Aladegbongbe’s Scraphito

The cultural
practices and beliefs of the people of Ilara-Mokin, Ondo State, will be
showcased when Aderinsoye Aladegbongbe’s solo exhibition titled ‘A
Visual Representation’ opens on Monday, November 29.

The exhibition,
comprising about 50 paintings and drawings, will open by 12 noon at the
Yusuf Grillo Art Gallery, School of Art and Design, Yaba College of
Technology, Yaba, Lagos. A chief of Ilara-Mokin, Abiye Ojo, will chair
the opening while traditional ruler of the town, Oba Aderemi
Adefehinti, will be the guest of honour.

Briefing reporters
on the show, Aladegbongbe disclosed that it emanated from his Masters
programme at the University of Benin where he decided to focus on his
hometown.

“I left there aged
11 but right now I’m about 46 years old. So, it’s a long time and I
felt that I should project their culture and some rites that are no
longer observed. Because they are not observed, this is a way we can
allow incoming generations to be aware of things that had happened in
the past.

“There is the
Ajalemogun rite that is no longer celebrated.
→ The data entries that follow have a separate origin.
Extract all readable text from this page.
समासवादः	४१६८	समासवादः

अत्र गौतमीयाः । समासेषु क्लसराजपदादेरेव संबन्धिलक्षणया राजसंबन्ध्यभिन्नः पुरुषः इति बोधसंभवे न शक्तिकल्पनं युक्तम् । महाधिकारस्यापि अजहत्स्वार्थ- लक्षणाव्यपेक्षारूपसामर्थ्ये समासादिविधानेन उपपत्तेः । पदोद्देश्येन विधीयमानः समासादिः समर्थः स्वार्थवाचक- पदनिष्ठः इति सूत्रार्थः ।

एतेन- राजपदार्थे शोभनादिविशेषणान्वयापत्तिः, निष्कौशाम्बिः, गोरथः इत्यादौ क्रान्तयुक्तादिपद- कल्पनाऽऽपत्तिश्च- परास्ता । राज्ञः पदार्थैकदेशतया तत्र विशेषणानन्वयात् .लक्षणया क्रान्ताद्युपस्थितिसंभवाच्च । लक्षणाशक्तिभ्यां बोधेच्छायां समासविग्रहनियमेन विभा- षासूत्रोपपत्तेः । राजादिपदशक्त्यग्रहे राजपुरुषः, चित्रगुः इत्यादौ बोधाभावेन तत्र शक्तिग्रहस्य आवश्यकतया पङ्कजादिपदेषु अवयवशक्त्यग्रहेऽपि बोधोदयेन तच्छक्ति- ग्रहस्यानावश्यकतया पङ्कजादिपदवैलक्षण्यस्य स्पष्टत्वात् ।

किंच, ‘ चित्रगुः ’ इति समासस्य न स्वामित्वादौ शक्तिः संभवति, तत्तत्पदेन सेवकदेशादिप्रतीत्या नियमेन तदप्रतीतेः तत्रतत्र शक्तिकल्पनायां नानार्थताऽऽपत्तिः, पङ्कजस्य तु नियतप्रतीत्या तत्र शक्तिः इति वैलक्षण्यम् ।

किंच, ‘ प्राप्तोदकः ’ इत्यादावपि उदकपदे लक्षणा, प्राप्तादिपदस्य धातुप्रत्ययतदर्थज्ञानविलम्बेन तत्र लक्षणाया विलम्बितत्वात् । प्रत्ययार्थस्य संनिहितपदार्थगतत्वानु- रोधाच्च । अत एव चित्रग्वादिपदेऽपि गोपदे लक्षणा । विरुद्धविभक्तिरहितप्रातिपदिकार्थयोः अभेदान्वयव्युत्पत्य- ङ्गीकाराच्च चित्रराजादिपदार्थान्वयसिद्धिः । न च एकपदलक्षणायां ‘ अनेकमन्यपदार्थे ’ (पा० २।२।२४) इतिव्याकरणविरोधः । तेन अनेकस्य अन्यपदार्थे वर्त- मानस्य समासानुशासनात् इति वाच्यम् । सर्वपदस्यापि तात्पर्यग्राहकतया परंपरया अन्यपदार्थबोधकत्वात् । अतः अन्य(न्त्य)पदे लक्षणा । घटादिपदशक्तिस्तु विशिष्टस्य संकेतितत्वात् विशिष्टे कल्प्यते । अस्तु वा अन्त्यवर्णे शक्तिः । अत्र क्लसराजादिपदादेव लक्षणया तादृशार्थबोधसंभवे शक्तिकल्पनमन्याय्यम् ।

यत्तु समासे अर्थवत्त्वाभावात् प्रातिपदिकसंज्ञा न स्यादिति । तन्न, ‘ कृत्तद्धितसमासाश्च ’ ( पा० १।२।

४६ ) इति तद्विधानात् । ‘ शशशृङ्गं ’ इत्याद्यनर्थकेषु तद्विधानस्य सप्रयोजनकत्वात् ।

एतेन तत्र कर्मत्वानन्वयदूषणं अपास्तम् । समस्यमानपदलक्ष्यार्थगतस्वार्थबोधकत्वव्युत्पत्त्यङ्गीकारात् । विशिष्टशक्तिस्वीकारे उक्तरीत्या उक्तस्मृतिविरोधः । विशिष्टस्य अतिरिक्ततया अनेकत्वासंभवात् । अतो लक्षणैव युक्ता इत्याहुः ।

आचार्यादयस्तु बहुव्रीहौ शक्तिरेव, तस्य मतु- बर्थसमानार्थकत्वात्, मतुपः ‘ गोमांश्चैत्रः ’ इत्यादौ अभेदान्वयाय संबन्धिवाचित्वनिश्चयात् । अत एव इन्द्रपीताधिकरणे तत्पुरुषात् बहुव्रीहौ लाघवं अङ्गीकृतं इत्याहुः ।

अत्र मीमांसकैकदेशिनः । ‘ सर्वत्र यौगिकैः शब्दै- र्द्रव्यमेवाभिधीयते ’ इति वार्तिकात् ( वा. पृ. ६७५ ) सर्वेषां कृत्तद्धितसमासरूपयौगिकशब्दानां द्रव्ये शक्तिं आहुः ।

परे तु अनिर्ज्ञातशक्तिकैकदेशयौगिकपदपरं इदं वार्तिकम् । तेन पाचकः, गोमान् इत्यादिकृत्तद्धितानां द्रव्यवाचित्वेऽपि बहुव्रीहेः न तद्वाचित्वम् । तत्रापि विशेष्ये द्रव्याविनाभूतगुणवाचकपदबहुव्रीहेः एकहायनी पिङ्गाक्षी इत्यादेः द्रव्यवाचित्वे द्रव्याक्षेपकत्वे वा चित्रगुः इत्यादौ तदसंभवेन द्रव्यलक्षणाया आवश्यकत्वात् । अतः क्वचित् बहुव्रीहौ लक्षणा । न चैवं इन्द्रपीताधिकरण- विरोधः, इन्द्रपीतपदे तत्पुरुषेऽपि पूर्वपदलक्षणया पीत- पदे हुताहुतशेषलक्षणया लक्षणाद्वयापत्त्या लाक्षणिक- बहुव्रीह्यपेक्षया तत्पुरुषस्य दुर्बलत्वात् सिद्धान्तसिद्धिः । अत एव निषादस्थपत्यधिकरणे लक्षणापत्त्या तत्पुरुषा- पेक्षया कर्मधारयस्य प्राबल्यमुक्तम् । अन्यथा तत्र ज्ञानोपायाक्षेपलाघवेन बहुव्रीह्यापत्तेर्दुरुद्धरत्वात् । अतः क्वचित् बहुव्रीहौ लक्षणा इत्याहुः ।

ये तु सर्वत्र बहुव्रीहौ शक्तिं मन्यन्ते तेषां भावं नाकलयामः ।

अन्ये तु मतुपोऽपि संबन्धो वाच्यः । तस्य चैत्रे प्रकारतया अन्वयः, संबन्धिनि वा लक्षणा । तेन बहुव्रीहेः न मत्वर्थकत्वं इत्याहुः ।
Ajalemogun is a very
tall, lady figure, taller than a NEPA pole. Its normal hairdo is Suku
and during the celebration, ladies are not supposed to compete with the
gods so nobody wears Suku. They believe that it’s a god of
fruitfulness, so people looking for the fruit of the womb will come
from Ekiti and Osun States. Some come from as far as Benin City and
Ijebu. The radius of the bottom of that particular masquerade is like
about 15 to 25 feet. Hefty men carry it but it is decorated with
different shades of the palm fronds.”

He was able to
recapture the image of the Ajalemogun rite because he witnessed one as
a young boy. His late father and some elders of the town, he disclosed,
were very helpful in the course of the research.

Aladegbongbe
started making the paintings and mixed media that will be showcased in
‘A Visual Representation’ in 2006 when he started the Masters programme
in Fine Art. Though he also works with metal, none will be among the
exhibits.

“The exhibition I
had in 2006 included metal works, there was none last year but the
subsequent one after ‘A Visual Representation’ will show metal works.
There are some metal works I’m working on presently; masks and all what
not,” said the artist who has been holding annual exhibitions since
2006.

The artist and
lecturer also spoke on the noticeable dripping effect in his works. “I
graduated from Yabatech as a student in 1992. If you were present at
the exhibition I had last year, I exhibited some works that I did in
1992 as a graduating student and I discovered that I have been painting
like this because some of the paintings were actually like this. It was
in the late 1990s that the consciousness came. It’s really a
spontaneous reaction; it’s an impressionistic style of painting. It was
in the early 2000s and now in 2010 that the thing broke out in its full
revelation. I’ve been working like this even as a student and it is a
style I call Scraphito Dripping Technique.”

Asked what makes
the forthcoming exhibition unique from ‘Times of Life’ he had at the
same venue last year, Aladegbongbe said, “What you will discover is
that it is not a realistic painting. Yet by the time you look into it,
they are paintings that become suggestive, you begin to see things that
are not revealed.”

A Visual Representation opens on November 29 and is on till December 11 from 9am to 6pm daily.